Dear Friends,
As we head towards summer vacation time, I hope your 2018 has been fun and productive so far. I am sure that many of you will have heard last month's announcement about the formation of a new De Beers company called Lightbox that will offer the consumer market a range of lab-grown diamonds.
To supply this new market, Element Six is investing $95m in a new CVD diamond plant in Oregon, USA, scheduled to come on line in early 2020. This new facility will give Element Six access to unprecedented scale for its industrial diamond businesses. I am really excited by the opportunities this gives us and our partners.
Lightbox is offering colourless, blue and pink lab-grown CVD diamonds. As crystal growers and material scientists know, intrinsic undoped diamond is colourless in the visible, but its absorption properties can be modified by the incorporation of defects often referred to as ‘colour centres’ - either during the CVD growth process or using post growth treatments such as irradiation and annealing.
Defects give us a tool to engineer the properties of CVD diamond. By controlling common impurities such as nitrogen (giving diamond a yellow colour) and boron (blue colour), and how they combine with intrinsic defects such as vacancies, we can tailor the thermal, optical and electrical properties, to make electrically-conducting heat spreaders for thermal management, electrochemical electrodes that produce ozone for sanitation, and even grow in nitrogen vacancies centres (pink colour) to make magnetic sensors.
The diverse applications of diamond that exploit its exceptional properties and ‘colour centres' touch our lives in ways most are unaware of.
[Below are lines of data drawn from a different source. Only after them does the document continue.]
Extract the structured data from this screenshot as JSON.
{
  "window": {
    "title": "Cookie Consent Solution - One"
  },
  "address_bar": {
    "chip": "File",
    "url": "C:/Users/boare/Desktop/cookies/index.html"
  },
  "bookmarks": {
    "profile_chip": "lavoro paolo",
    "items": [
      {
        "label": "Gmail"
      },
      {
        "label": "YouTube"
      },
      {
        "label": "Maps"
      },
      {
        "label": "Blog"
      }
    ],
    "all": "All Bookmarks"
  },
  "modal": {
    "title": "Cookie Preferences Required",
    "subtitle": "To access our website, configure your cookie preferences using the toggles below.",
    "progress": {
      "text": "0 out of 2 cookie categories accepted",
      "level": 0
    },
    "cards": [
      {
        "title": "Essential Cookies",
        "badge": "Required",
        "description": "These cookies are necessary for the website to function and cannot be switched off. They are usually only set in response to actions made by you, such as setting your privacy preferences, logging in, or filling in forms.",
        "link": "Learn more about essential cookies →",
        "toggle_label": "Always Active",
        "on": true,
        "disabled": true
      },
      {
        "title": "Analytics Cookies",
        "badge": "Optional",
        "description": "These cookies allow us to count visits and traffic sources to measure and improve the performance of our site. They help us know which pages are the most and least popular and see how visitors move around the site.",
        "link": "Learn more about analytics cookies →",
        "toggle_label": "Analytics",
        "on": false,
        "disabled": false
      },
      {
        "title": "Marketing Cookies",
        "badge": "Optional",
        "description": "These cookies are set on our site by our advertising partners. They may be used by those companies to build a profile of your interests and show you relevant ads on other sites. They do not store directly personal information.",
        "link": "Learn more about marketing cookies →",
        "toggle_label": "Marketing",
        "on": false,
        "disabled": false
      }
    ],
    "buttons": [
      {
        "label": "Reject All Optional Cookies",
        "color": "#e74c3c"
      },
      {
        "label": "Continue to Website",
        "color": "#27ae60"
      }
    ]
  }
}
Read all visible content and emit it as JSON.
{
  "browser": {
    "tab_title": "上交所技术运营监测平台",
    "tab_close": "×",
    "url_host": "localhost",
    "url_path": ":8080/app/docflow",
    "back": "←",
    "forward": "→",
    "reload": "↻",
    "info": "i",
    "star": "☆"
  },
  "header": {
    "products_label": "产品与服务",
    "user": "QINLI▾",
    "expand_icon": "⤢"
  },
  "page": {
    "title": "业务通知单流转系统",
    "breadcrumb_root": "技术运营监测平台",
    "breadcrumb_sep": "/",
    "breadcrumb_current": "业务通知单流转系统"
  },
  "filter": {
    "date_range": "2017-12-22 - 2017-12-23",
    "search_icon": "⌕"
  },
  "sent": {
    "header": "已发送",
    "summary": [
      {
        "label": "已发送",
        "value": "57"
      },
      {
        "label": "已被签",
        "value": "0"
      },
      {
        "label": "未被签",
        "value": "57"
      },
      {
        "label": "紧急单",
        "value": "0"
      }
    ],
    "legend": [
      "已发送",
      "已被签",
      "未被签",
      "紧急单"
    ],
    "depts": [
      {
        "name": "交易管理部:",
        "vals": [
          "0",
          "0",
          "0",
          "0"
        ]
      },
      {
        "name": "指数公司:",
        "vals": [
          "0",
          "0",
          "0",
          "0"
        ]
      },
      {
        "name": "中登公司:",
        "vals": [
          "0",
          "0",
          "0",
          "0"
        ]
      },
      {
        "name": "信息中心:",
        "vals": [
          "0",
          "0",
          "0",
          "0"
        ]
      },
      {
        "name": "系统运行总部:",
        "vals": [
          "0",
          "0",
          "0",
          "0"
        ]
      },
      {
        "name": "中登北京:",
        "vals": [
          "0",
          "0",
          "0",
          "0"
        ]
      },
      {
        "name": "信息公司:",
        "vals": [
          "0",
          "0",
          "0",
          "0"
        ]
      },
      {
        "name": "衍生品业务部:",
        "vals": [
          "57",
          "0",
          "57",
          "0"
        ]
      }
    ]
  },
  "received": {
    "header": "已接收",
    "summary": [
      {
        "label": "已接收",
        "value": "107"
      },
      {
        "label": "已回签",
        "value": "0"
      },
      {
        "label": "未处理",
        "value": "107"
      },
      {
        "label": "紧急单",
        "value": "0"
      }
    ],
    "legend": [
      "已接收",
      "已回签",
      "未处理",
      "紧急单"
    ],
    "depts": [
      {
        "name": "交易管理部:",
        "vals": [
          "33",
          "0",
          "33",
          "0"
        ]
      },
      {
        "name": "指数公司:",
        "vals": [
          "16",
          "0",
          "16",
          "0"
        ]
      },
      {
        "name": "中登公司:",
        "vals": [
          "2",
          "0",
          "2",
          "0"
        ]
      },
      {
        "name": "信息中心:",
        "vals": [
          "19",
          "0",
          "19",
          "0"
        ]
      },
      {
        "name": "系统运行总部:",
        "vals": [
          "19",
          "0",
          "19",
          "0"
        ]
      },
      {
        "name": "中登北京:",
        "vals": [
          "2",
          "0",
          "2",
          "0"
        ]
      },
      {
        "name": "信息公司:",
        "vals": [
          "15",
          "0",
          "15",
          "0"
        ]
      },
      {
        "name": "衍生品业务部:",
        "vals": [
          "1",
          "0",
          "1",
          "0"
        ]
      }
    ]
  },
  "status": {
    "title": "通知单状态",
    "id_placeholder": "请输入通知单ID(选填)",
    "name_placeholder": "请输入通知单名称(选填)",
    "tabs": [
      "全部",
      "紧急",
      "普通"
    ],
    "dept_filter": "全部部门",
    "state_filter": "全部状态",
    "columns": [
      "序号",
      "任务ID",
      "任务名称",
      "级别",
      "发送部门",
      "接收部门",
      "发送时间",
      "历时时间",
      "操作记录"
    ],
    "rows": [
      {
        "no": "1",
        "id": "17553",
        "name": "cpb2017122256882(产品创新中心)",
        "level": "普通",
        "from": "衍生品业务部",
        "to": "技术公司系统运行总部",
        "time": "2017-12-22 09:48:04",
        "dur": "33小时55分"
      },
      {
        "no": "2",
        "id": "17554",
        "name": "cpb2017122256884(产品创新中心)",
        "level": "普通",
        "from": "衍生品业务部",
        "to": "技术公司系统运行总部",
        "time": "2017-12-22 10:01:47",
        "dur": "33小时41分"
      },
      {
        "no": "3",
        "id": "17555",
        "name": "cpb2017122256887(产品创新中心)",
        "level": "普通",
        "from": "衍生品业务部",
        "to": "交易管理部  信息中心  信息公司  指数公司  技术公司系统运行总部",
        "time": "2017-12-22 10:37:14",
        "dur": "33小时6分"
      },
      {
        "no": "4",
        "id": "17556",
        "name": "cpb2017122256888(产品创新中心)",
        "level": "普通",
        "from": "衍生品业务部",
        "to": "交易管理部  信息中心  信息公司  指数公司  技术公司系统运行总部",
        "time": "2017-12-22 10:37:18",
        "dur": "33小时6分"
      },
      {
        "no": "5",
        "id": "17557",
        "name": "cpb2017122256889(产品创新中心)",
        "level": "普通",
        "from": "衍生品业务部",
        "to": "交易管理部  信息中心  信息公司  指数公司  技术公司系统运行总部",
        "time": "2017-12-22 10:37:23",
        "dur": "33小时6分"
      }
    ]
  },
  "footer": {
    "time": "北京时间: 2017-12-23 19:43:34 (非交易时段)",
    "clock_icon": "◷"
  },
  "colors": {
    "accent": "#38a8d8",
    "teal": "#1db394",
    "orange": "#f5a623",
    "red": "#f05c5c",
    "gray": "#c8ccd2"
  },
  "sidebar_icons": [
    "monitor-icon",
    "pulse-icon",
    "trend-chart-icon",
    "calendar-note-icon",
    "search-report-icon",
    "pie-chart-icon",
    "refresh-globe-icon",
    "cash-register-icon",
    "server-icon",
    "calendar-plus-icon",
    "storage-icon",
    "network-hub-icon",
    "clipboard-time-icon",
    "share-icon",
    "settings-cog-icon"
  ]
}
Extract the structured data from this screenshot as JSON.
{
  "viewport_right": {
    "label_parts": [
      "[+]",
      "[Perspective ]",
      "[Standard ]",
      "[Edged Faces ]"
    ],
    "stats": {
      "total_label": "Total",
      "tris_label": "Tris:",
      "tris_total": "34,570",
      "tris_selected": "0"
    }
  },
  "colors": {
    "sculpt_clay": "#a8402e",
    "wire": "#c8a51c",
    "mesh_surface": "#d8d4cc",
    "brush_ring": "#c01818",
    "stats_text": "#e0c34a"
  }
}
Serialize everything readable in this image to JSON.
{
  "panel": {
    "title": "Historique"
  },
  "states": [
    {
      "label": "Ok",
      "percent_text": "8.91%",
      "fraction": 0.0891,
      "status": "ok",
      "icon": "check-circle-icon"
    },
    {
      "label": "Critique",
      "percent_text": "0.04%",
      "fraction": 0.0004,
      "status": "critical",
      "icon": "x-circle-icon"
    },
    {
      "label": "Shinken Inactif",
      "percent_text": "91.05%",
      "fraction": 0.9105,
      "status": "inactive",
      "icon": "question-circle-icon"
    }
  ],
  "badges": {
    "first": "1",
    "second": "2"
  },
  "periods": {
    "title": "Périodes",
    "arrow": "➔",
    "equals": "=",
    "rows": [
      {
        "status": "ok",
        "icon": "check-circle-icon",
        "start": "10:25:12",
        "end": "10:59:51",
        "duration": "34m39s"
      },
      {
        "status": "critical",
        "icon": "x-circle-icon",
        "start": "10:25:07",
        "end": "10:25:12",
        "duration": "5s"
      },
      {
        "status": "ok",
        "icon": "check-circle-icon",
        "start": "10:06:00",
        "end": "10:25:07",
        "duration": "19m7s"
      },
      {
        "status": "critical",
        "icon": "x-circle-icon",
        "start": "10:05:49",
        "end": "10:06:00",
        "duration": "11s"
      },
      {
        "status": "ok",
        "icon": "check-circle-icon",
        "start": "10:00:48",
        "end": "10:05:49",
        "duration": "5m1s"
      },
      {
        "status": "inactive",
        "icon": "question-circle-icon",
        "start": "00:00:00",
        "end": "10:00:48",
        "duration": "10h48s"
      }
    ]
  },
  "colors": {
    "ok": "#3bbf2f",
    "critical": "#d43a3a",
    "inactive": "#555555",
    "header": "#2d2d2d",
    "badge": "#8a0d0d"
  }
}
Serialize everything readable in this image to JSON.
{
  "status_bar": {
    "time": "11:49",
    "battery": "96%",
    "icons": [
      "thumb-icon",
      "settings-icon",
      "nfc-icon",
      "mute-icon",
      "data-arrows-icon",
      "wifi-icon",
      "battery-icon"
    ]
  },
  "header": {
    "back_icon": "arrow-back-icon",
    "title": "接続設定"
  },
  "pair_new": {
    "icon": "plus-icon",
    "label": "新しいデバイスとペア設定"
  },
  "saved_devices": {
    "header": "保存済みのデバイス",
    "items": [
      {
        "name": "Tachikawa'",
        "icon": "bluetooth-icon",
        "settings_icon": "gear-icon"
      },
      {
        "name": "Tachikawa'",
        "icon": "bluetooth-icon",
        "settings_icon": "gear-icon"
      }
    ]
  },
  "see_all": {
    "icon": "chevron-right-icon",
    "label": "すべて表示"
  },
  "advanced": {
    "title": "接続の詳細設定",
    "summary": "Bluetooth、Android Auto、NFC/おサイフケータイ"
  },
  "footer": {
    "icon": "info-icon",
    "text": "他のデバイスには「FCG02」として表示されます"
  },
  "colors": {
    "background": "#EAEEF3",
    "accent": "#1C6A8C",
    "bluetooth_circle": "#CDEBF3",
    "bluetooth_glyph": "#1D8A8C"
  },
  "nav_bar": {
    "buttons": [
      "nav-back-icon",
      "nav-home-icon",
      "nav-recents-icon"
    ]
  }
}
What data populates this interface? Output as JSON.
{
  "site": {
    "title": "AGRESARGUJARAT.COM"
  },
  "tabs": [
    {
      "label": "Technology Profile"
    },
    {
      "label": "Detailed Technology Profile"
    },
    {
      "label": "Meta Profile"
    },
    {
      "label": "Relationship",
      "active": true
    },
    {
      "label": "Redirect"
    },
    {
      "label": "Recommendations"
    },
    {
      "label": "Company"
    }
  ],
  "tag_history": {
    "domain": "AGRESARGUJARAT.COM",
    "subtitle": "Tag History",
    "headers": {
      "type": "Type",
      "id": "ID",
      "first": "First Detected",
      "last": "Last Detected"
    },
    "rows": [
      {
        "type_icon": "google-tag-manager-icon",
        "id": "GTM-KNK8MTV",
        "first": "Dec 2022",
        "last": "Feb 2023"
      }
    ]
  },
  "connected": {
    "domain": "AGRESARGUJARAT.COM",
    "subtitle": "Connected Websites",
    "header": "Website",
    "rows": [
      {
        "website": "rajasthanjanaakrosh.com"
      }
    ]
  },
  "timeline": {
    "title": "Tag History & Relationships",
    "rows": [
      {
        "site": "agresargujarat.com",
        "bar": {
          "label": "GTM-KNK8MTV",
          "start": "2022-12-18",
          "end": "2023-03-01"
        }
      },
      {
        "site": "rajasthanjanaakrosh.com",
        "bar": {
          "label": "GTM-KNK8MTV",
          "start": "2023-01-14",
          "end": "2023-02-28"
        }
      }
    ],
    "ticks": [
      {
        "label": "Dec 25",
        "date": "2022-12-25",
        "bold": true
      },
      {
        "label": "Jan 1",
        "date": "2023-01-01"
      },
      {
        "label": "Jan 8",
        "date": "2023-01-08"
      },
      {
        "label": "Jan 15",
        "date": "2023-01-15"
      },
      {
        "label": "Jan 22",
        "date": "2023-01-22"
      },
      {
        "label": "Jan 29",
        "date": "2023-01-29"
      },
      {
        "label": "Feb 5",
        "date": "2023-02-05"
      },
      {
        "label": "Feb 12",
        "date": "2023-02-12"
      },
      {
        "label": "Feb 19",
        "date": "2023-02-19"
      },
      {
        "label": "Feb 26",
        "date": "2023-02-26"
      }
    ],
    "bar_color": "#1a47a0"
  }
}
Diamond creates the high-quality mirror finish on your smartphone, it is used to produce the 170 miles of copper wiring in the airplane that takes you on holiday, and enables new higher power lasers used in welding our cars together. It is even used in the quality control of food and pharmaceutical manufacture.
My Professor would say ‘Crystals are like people, Daniel, it’s their defects which make them interesting’. I look forward to continuing the journey of CVD diamond and finding new applications for this amazing engineering material.